Thursday, January 03, 2008

Simple Possession of Even Large Quantitites of Drugs Is Not an Aggravated Felony (or a Drug Trafficking or Controlled Substance Offense)

Arce-Vences v. Mukasey, No. 06-60033 (5th Cir. Dec. 21, 2007) (Jolly, Higginbotham, Prado)

First, some background for those of you who aren't familiar with the Texas controlled substance scheme: Texas has no statute that include the elements of possession of marihuana with the intent to distribute it. It does for other controlled substances, but not for marihuana. Instead, there's a statute prohibiting delivery of marihuana, and a separate one criminalizing simple possession of marihuana, with penalties increasing in tandem with the amount of marihuana delivered or possessed.

Arce had a prior Texas conviction for possession of between 50 and 2000 pounds of marihuana. The question here is whether that's an "aggravated felony" under our old friend 8 U.S.C. § 1101(a)(43).

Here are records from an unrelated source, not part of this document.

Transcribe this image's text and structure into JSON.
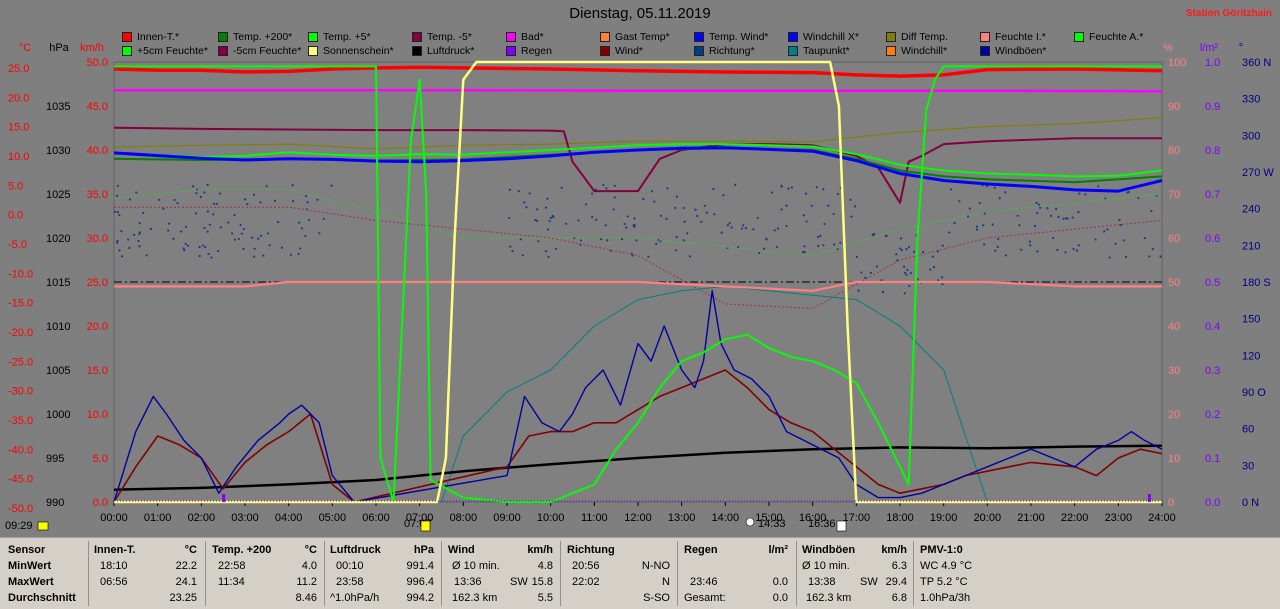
{
  "title": "Dienstag, 05.11.2019",
  "station": "Station Göritzhain",
  "legend": [
    {
      "label": "Innen-T.*",
      "color": "#ff0000"
    },
    {
      "label": "Temp. +200*",
      "color": "#008000"
    },
    {
      "label": "Temp. +5*",
      "color": "#00ff00"
    },
    {
      "label": "Temp. -5*",
      "color": "#800040"
    },
    {
      "label": "Bad*",
      "color": "#ff00ff"
    },
    {
      "label": "Gast Temp*",
      "color": "#ff8040"
    },
    {
      "label": "Temp. Wind*",
      "color": "#0000ff"
    },
    {
      "label": "Windchill X*",
      "color": "#0000ff"
    },
    {
      "label": "Diff Temp.",
      "color": "#808000"
    },
    {
      "label": "Feuchte I.*",
      "color": "#ff8080"
    },
    {
      "label": "Feuchte A.*",
      "color": "#00ff00"
    },
    {
      "label": "+5cm Feuchte*",
      "color": "#00ff00"
    },
    {
      "label": "-5cm Feuchte*",
      "color": "#800040"
    },
    {
      "label": "Sonnenschein*",
      "color": "#ffff80"
    },
    {
      "label": "Luftdruck*",
      "color": "#000000"
    },
    {
      "label": "Regen",
      "color": "#8000ff"
    },
    {
      "label": "Wind*",
      "color": "#800000"
    },
    {
      "label": "Richtung*",
      "color": "#004080"
    },
    {
      "label": "Taupunkt*",
      "color": "#008080"
    },
    {
      "label": "Windchill*",
      "color": "#ff8000"
    },
    {
      "label": "Windböen*",
      "color": "#0000a0"
    }
  ],
  "chart_data": {
    "type": "line",
    "axes": {
      "temp_c": {
        "unit": "°C",
        "ticks": [
          "25.0",
          "20.0",
          "15.0",
          "10.0",
          "5.0",
          "0.0",
          "-5.0",
          "-10.0",
          "-15.0",
          "-20.0",
          "-25.0",
          "-30.0",
          "-35.0",
          "-40.0",
          "-45.0",
          "-50.0"
        ],
        "color": "#ff0000"
      },
      "pressure_hpa": {
        "unit": "hPa",
        "ticks": [
          "1035",
          "1030",
          "1025",
          "1020",
          "1015",
          "1010",
          "1005",
          "1000",
          "995",
          "990"
        ],
        "color": "#000000"
      },
      "wind_kmh": {
        "unit": "km/h",
        "ticks": [
          "50.0",
          "45.0",
          "40.0",
          "35.0",
          "30.0",
          "25.0",
          "20.0",
          "15.0",
          "10.0",
          "5.0",
          "0.0"
        ],
        "color": "#ff0000"
      },
      "humidity_pct": {
        "unit": "%",
        "ticks": [
          "100",
          "90",
          "80",
          "70",
          "60",
          "50",
          "40",
          "30",
          "20",
          "10",
          "0"
        ],
        "color": "#ff8080"
      },
      "rain_lm2": {
        "unit": "l/m²",
        "ticks": [
          "1.0",
          "0.9",
          "0.8",
          "0.7",
          "0.6",
          "0.5",
          "0.4",
          "0.3",
          "0.2",
          "0.1",
          "0.0"
        ],
        "color": "#8000ff"
      },
      "direction": {
        "unit": "°",
        "ticks": [
          "360 N",
          "330",
          "300",
          "270 W",
          "240",
          "210",
          "180 S",
          "150",
          "120",
          "90 O",
          "60",
          "30",
          "0 N"
        ],
        "color": "#000080"
      },
      "time": {
        "ticks": [
          "00:00",
          "01:00",
          "02:00",
          "03:00",
          "04:00",
          "05:00",
          "06:00",
          "07:00",
          "08:00",
          "09:00",
          "10:00",
          "11:00",
          "12:00",
          "13:00",
          "14:00",
          "15:00",
          "16:00",
          "17:00",
          "18:00",
          "19:00",
          "20:00",
          "21:00",
          "22:00",
          "23:00",
          "24:00"
        ]
      }
    },
    "sun_markers": {
      "sunrise": "07:07",
      "sunset": "16:36",
      "noon": "14:33"
    },
    "series": [
      {
        "name": "Innen-T.*",
        "axis": "temp_c",
        "x": [
          0,
          1,
          2,
          3,
          4,
          5,
          6,
          7,
          8,
          10,
          12,
          14,
          16,
          17,
          18,
          19,
          20,
          22,
          24
        ],
        "y": [
          23.8,
          23.6,
          23.6,
          23.3,
          23.4,
          23.8,
          24.0,
          24.1,
          24.0,
          23.8,
          23.5,
          23.3,
          23.2,
          22.8,
          22.6,
          22.8,
          23.7,
          23.8,
          23.5
        ]
      },
      {
        "name": "Bad*",
        "axis": "temp_c",
        "x": [
          0,
          4,
          8,
          12,
          16,
          20,
          24
        ],
        "y": [
          20.2,
          20.2,
          20.2,
          20.1,
          20.1,
          20.1,
          20.0
        ]
      },
      {
        "name": "Feuchte I.*",
        "axis": "humidity_pct",
        "x": [
          0,
          3,
          4,
          5,
          6,
          7,
          8,
          10,
          12,
          14,
          16,
          17,
          18,
          19,
          20,
          22,
          24
        ],
        "y": [
          49,
          49,
          50,
          50,
          50,
          50,
          50,
          50,
          50,
          49,
          48,
          50,
          50,
          50,
          50,
          49,
          49
        ]
      },
      {
        "name": "Temp. -5*",
        "axis": "temp_c",
        "x": [
          0,
          2,
          4,
          6,
          8,
          10,
          10.3,
          10.5,
          10.8,
          11,
          12,
          12.5,
          13,
          14,
          15,
          16,
          17,
          17.5,
          18,
          18.2,
          18.5,
          19,
          20,
          22,
          24
        ],
        "y": [
          13.8,
          13.6,
          13.5,
          13.4,
          13.4,
          13.3,
          13.2,
          8,
          5,
          3,
          3,
          8.5,
          10,
          11,
          11,
          10.8,
          9,
          7,
          1,
          8,
          9,
          11,
          11.5,
          12,
          12
        ]
      },
      {
        "name": "Diff Temp.",
        "axis": "temp_c",
        "x": [
          0,
          2,
          4,
          6,
          8,
          10,
          12,
          14,
          16,
          18,
          20,
          22,
          24
        ],
        "y": [
          10.5,
          10.8,
          11,
          10.2,
          10.8,
          11,
          11.5,
          11.5,
          11.4,
          13,
          14,
          14.5,
          15.5
        ]
      },
      {
        "name": "Temp. +5*",
        "axis": "temp_c",
        "x": [
          0,
          2,
          3,
          4,
          5,
          6,
          7,
          8,
          9,
          10,
          11,
          12,
          13,
          14,
          15,
          16,
          17,
          18,
          19,
          20,
          21,
          22,
          23,
          24
        ],
        "y": [
          9.5,
          8.8,
          9.0,
          9.6,
          9.2,
          9.0,
          9.3,
          9.2,
          9.6,
          10.0,
          10.4,
          10.8,
          11.0,
          11.0,
          10.8,
          10.6,
          9.3,
          7.5,
          6.5,
          6.0,
          5.8,
          5.5,
          5.6,
          6.5
        ]
      },
      {
        "name": "Temp. +200*",
        "axis": "temp_c",
        "x": [
          0,
          2,
          4,
          6,
          8,
          10,
          12,
          14,
          16,
          17,
          18,
          19,
          20,
          22,
          24
        ],
        "y": [
          8.5,
          8.3,
          8.5,
          8.2,
          8.4,
          9.2,
          10.0,
          10.3,
          10.0,
          8.5,
          6.5,
          5.5,
          5.0,
          4.5,
          5.5
        ]
      },
      {
        "name": "Temp. Wind*",
        "axis": "temp_c",
        "x": [
          0,
          2,
          3,
          4,
          5,
          6,
          7,
          8,
          9,
          10,
          11,
          12,
          13,
          14,
          15,
          16,
          17,
          18,
          19,
          20,
          21,
          22,
          23,
          24
        ],
        "y": [
          9.5,
          8.6,
          8.3,
          8.5,
          8.4,
          8.1,
          8.0,
          8.2,
          8.5,
          9.0,
          9.6,
          10.0,
          10.3,
          10.4,
          10.1,
          9.8,
          8.2,
          6.0,
          4.8,
          4.2,
          3.8,
          3.2,
          3.0,
          4.8
        ]
      },
      {
        "name": "Sonnenschein*",
        "axis": "wind_kmh",
        "x": [
          0,
          7.4,
          7.6,
          7.8,
          8.0,
          8.3,
          16.4,
          16.6,
          16.8,
          17.0,
          24
        ],
        "y": [
          0,
          0,
          5,
          30,
          48,
          50,
          50,
          45,
          20,
          0,
          0
        ]
      },
      {
        "name": "Feuchte A.*",
        "axis": "humidity_pct",
        "x": [
          0,
          6.0,
          6.1,
          6.4,
          6.8,
          7.0,
          7.15,
          7.25,
          8.0,
          9,
          10,
          11,
          11.5,
          12,
          12.5,
          13,
          13.5,
          14,
          14.5,
          15,
          15.5,
          16,
          16.5,
          17,
          17.5,
          18,
          18.2,
          18.4,
          18.6,
          18.8,
          19,
          24
        ],
        "y": [
          99,
          99,
          10,
          0,
          82,
          96,
          70,
          5,
          1,
          0,
          0,
          4,
          12,
          18,
          26,
          32,
          34,
          37,
          38,
          35,
          33,
          32,
          30,
          27,
          18,
          8,
          4,
          60,
          89,
          96,
          99,
          99
        ]
      },
      {
        "name": "Luftdruck*",
        "axis": "pressure_hpa",
        "x": [
          0,
          2,
          4,
          6,
          8,
          10,
          12,
          14,
          16,
          18,
          20,
          22,
          24
        ],
        "y": [
          991.4,
          991.6,
          992.0,
          992.5,
          993.5,
          994.3,
          995.0,
          995.6,
          996.0,
          996.2,
          996.1,
          996.3,
          996.4
        ]
      },
      {
        "name": "Wind*",
        "axis": "wind_kmh",
        "x": [
          0,
          0.5,
          1.0,
          1.5,
          2.0,
          2.5,
          3.0,
          3.5,
          4.0,
          4.5,
          5.0,
          5.5,
          9.0,
          9.5,
          10.0,
          10.5,
          11.0,
          11.5,
          12.0,
          12.5,
          13.0,
          13.5,
          14.0,
          14.5,
          15.0,
          15.5,
          16.0,
          16.5,
          17.0,
          17.5,
          18.0,
          18.5,
          19.0,
          19.5,
          20.0,
          21.0,
          22.0,
          22.5,
          23.0,
          23.5,
          24.0
        ],
        "y": [
          0,
          4,
          7.5,
          6.5,
          5,
          1.5,
          4.5,
          6.5,
          8,
          10,
          2,
          0,
          4,
          7.5,
          8,
          8,
          9,
          9,
          10.5,
          12,
          13,
          14,
          15,
          13,
          10.5,
          9,
          8,
          6,
          4,
          2,
          1,
          1.5,
          2,
          3,
          3.5,
          4.5,
          4,
          3,
          5,
          6,
          5.5
        ]
      },
      {
        "name": "Windböen*",
        "axis": "wind_kmh",
        "x": [
          0,
          0.5,
          0.9,
          1.2,
          1.6,
          2.0,
          2.4,
          2.8,
          3.3,
          3.8,
          4.0,
          4.3,
          4.7,
          5.0,
          5.5,
          9.0,
          9.4,
          9.8,
          10.2,
          10.5,
          10.8,
          11.2,
          11.6,
          12.0,
          12.3,
          12.6,
          13.0,
          13.3,
          13.5,
          13.7,
          13.9,
          14.2,
          14.6,
          15.0,
          15.4,
          15.8,
          16.2,
          16.6,
          17.0,
          17.5,
          18.0,
          18.5,
          19.0,
          19.5,
          20.0,
          20.5,
          21.0,
          21.5,
          22.0,
          22.5,
          23.0,
          23.3,
          23.6,
          24.0
        ],
        "y": [
          0,
          8,
          12,
          10,
          7,
          5,
          1,
          4,
          7,
          9,
          10,
          11,
          9,
          3,
          0,
          3,
          12,
          9,
          8,
          10,
          13,
          15,
          11,
          18,
          16,
          20,
          15,
          13,
          16,
          24,
          18,
          15,
          14,
          12,
          8,
          7,
          6,
          5,
          2,
          0.5,
          0.5,
          1,
          2,
          3,
          4,
          5,
          6,
          5,
          4,
          6,
          7,
          8,
          7,
          6
        ]
      },
      {
        "name": "Taupunkt*",
        "axis": "humidity_pct",
        "x": [
          0,
          7.5,
          8.0,
          9,
          10,
          11,
          12,
          13,
          14,
          15,
          16,
          17,
          18,
          19,
          20,
          24
        ],
        "y": [
          0,
          0,
          15,
          25,
          30,
          40,
          46,
          48,
          49,
          48,
          47,
          46,
          40,
          30,
          0,
          0
        ]
      }
    ],
    "scatter_series": [
      {
        "name": "Richtung*",
        "axis": "direction",
        "description_range": "points scattered 180°–270° throughout the day"
      }
    ]
  },
  "stats": {
    "headers": {
      "sensor": "Sensor",
      "innen": "Innen-T.",
      "innen_unit": "°C",
      "temp200": "Temp. +200",
      "temp200_unit": "°C",
      "luft": "Luftdruck",
      "luft_unit": "hPa",
      "wind": "Wind",
      "wind_unit": "km/h",
      "richtung": "Richtung",
      "regen": "Regen",
      "regen_unit": "l/m²",
      "boeen": "Windböen",
      "boeen_unit": "km/h",
      "pmv": "PMV-1:0"
    },
    "row_labels": [
      "MinWert",
      "MaxWert",
      "Durchschnitt"
    ],
    "innen": [
      [
        "18:10",
        "22.2"
      ],
      [
        "06:56",
        "24.1"
      ],
      [
        "",
        "23.25"
      ]
    ],
    "temp200": [
      [
        "22:58",
        "4.0"
      ],
      [
        "11:34",
        "11.2"
      ],
      [
        "",
        "8.46"
      ]
    ],
    "luft": [
      [
        "00:10",
        "991.4"
      ],
      [
        "23:58",
        "996.4"
      ],
      [
        "^1.0hPa/h",
        "994.2"
      ]
    ],
    "wind": [
      [
        "Ø 10 min.",
        "",
        "4.8"
      ],
      [
        "13:36",
        "SW",
        "15.8"
      ],
      [
        "162.3 km",
        "",
        "5.5"
      ]
    ],
    "richtung": [
      [
        "20:56",
        "N-NO"
      ],
      [
        "22:02",
        "N"
      ],
      [
        "",
        "S-SO"
      ]
    ],
    "regen": [
      [
        "",
        ""
      ],
      [
        "23:46",
        "0.0"
      ],
      [
        "Gesamt:",
        "0.0"
      ]
    ],
    "boeen": [
      [
        "Ø 10 min.",
        "",
        "6.3"
      ],
      [
        "13:38",
        "SW",
        "29.4"
      ],
      [
        "162.3 km",
        "",
        "6.8"
      ]
    ],
    "pmv": [
      "WC 4.9 °C",
      "TP 5.2 °C",
      "1.0hPa/3h"
    ]
  }
}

The answer: no. The court observed that under the Supreme Court's decision in Lopez v. Gonzales, "to constitute an aggravated felony . . . a prior state offense must either involve some sort of commercial dealing or be punishable as a federal felony under the Controlled Substances Act." Arce's prior conviction for simple possession, even of 50 to 2000 pounds of marihuana, doesn't pass either test. Simple possession doesn't involve commerical dealing, and "[e]ven though possession of a large amount of drugs may support a conviction for the federal felony of possession with intent to distribute, simple possession is only a misdemeanor under federal law." And although the opinion doesn't mention it, that's exactly what the Supreme Court suggested in Lopez (see 127 S. Ct. 625 nn.4, 10 & accompanying text).

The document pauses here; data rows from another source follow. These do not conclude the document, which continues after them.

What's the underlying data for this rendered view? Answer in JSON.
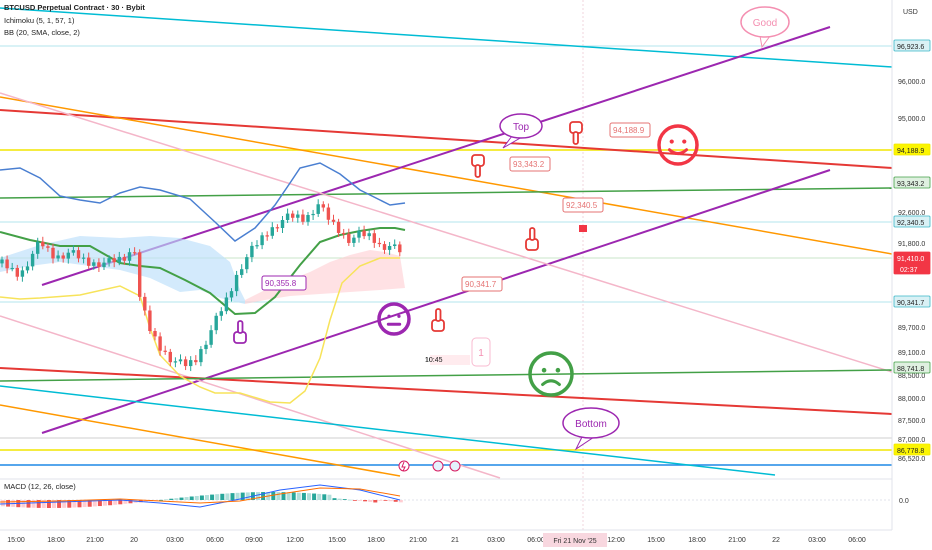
{
  "header": {
    "symbol": "BTCUSD Perpetual Contract · 30 · Bybit",
    "ichimoku": "Ichimoku (5, 1, 57, 1)",
    "bb": "BB (20, SMA, close, 2)",
    "macd": "MACD (12, 26, close)"
  },
  "chart_data": {
    "type": "candlestick",
    "currency": "USD",
    "y_ticks": [
      "96,000.0",
      "95,000.0",
      "92,600.0",
      "91,800.0",
      "89,700.0",
      "89,100.0",
      "88,500.0",
      "88,000.0",
      "87,500.0",
      "87,000.0",
      "86,520.0"
    ],
    "price_tags": [
      {
        "label": "96,923.6",
        "color": "#3ab6c8",
        "fill": "#d9f1f5",
        "text_color": "#222222"
      },
      {
        "label": "94,188.9",
        "color": "#f2e600",
        "fill": "#fbf500",
        "text_color": "#222222"
      },
      {
        "label": "93,343.2",
        "color": "#43a047",
        "fill": "#dff0e0",
        "text_color": "#222222"
      },
      {
        "label": "92,340.5",
        "color": "#3ab6c8",
        "fill": "#d9f1f5",
        "text_color": "#222222"
      },
      {
        "label": "91,410.0",
        "sub": "02:37",
        "color": "#f23645",
        "fill": "#f23645",
        "text_color": "#ffffff"
      },
      {
        "label": "90,341.7",
        "color": "#3ab6c8",
        "fill": "#d9f1f5",
        "text_color": "#222222"
      },
      {
        "label": "88,741.8",
        "color": "#43a047",
        "fill": "#dff0e0",
        "text_color": "#222222"
      },
      {
        "label": "86,778.8",
        "color": "#f2e600",
        "fill": "#fbf500",
        "text_color": "#222222"
      }
    ],
    "x_ticks": [
      "15:00",
      "18:00",
      "21:00",
      "20",
      "03:00",
      "06:00",
      "09:00",
      "12:00",
      "15:00",
      "18:00",
      "21:00",
      "21",
      "03:00",
      "06:00",
      "09:00",
      "12:00",
      "15:00",
      "18:00",
      "21:00",
      "22",
      "03:00",
      "06:00"
    ],
    "x_highlight": "Fri 21 Nov '25",
    "macd_zero": "0.0",
    "callouts": [
      "90,355.8",
      "90,341.7",
      "93,343.2",
      "92,340.5",
      "94,188.9"
    ],
    "bubbles": {
      "top": "Top",
      "good": "Good",
      "bottom": "Bottom"
    },
    "countdown": "10:45",
    "counter": "1",
    "colors": {
      "up": "#26a69a",
      "down": "#ef5350",
      "purple": "#9c27b0",
      "red": "#e53935",
      "orange": "#ff9800",
      "green": "#43a047",
      "teal": "#00bcd4",
      "pink": "#f4b6c9",
      "yellow": "#f2e600"
    }
  }
}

But don't make the mistake of thinking that Arce-Vences is limited to the § 1101(a)(43) aggravated felony definition. Its holding---that simple possession of a large quantity of a drug is still just simple possession---should also apply to other drug offense definitions that exclude simple possession: §2L1.2 ("drug trafficking offense"), §4B1.2 ("controlled substance offense"), and 18 U.S.C. §924(c)(2) ("drug trafficking crime"). Arce-Vences should also put to rest any lingering concerns about the reasoning in the since-withdrawn panel opinion in United States v. Gutierrez-Bautista, which held that a state drug statute encompassing simple possession of more than 28 grams of methamphetamine, and incongruously captioned "trafficking," was categorically a §2L1.2 DTO because the statute essentially treated drug quantity as a proxy for an intent to distribute. The replacement opinion in Gutierrez-Bautista relied on entirely different reasoning to support the enhancement in that case, so Arce-Vences is the controlling authority on this issue.